Les bactéries MC-1 vivantes, chargées d’agents chimiothérapeutiques encapsulés dans des liposomes, et soumises à un guidage magnétique, ciblent le centre des tumeurs. Cette stratégie représente donc un potentiel clinique significatif. La biosécurité de ces bactéries a été vérifiée dans des essais de cytoxicité chez des souris et des rats, et cette procédure s’est révélée sans danger.
En se fondant sur cette technologie, outre les agents de chimiothérapie conventionnels, d’autres composés, tels des radiosensibilisateurs pourraient donc être délivrés au centre des tumeurs.
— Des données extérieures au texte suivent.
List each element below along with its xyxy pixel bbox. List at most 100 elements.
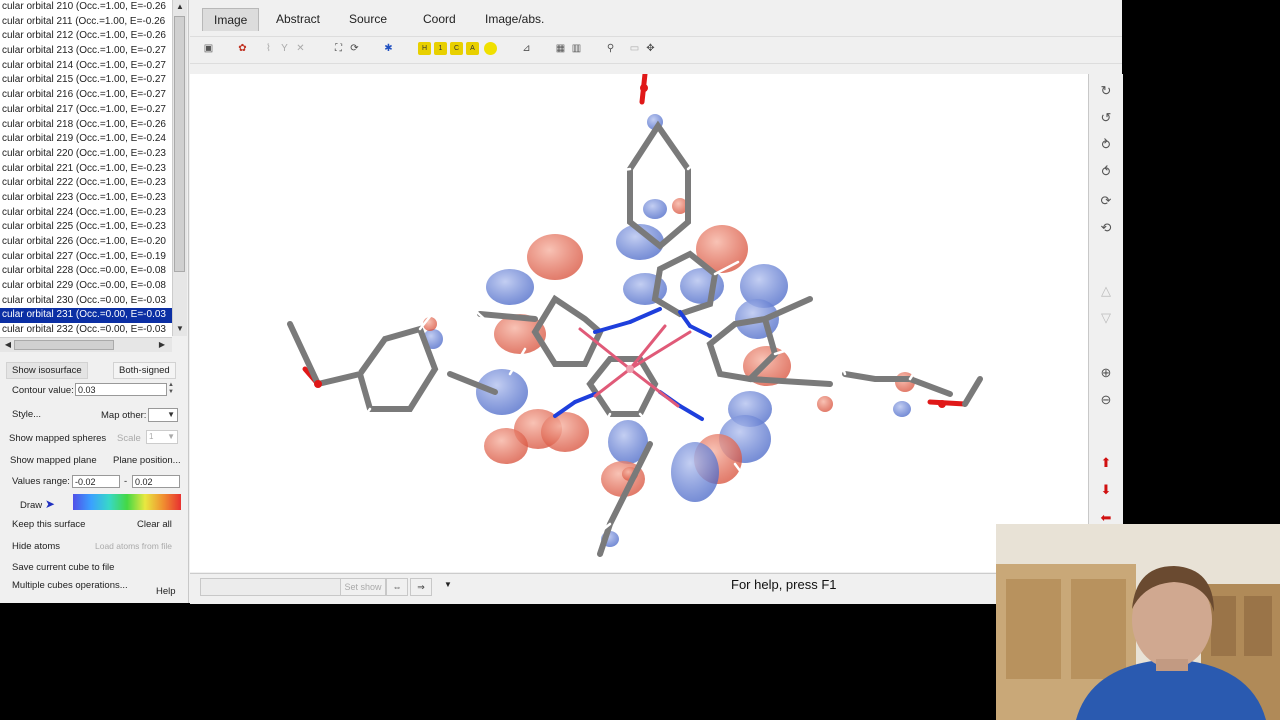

La combinaison du guidage magnétotactique, qui dépend d’un faible champ magnétique avec la capacité motrice intrinsèque des bactéries MC-1, permet donc de cibler des tumeurs internes de divers organes du corps humain, à la différence des nanoparticules magnétiques ou des transporteurs actuellement utilisés dans la lutte contre le cancer. Ces bactéries possèdent des détecteurs de gradients d’oxygène couplés à un système de propulsion hydrodynamique efficace dans le milieu tumoral permettant à la bactérie de se diriger selon son environnement, le tout enrobé dans un volume de moins de 2 mm. Ces bactéries ont la capacité d’être magnétiquement guidées par une source externe. Elles sont donc des émules de nanorobots médicaux artificiels ou de transporteurs, qui présenteront des caractéristiques et des fonctionnalités bien supérieures à la faisabilité technique actuelle. Les possibilités de modifications génétiques de ces bactéries [8, 9] et le développement de meilleurs algorithmes de guidage magnétotactique devraient permettre d’améliorer leur index thérapeutique. Ces données publiées dans la revue Nature Nanotechnology [6, 10], renforcent donc non seulement les concepts d’ingénierie et d’interventions médicales, mais elles sont le fondement d’opportunités de développement pour de meilleurs traitements thérapeutiques, d’imageries ou de vectorisations à des fins diagnostiques.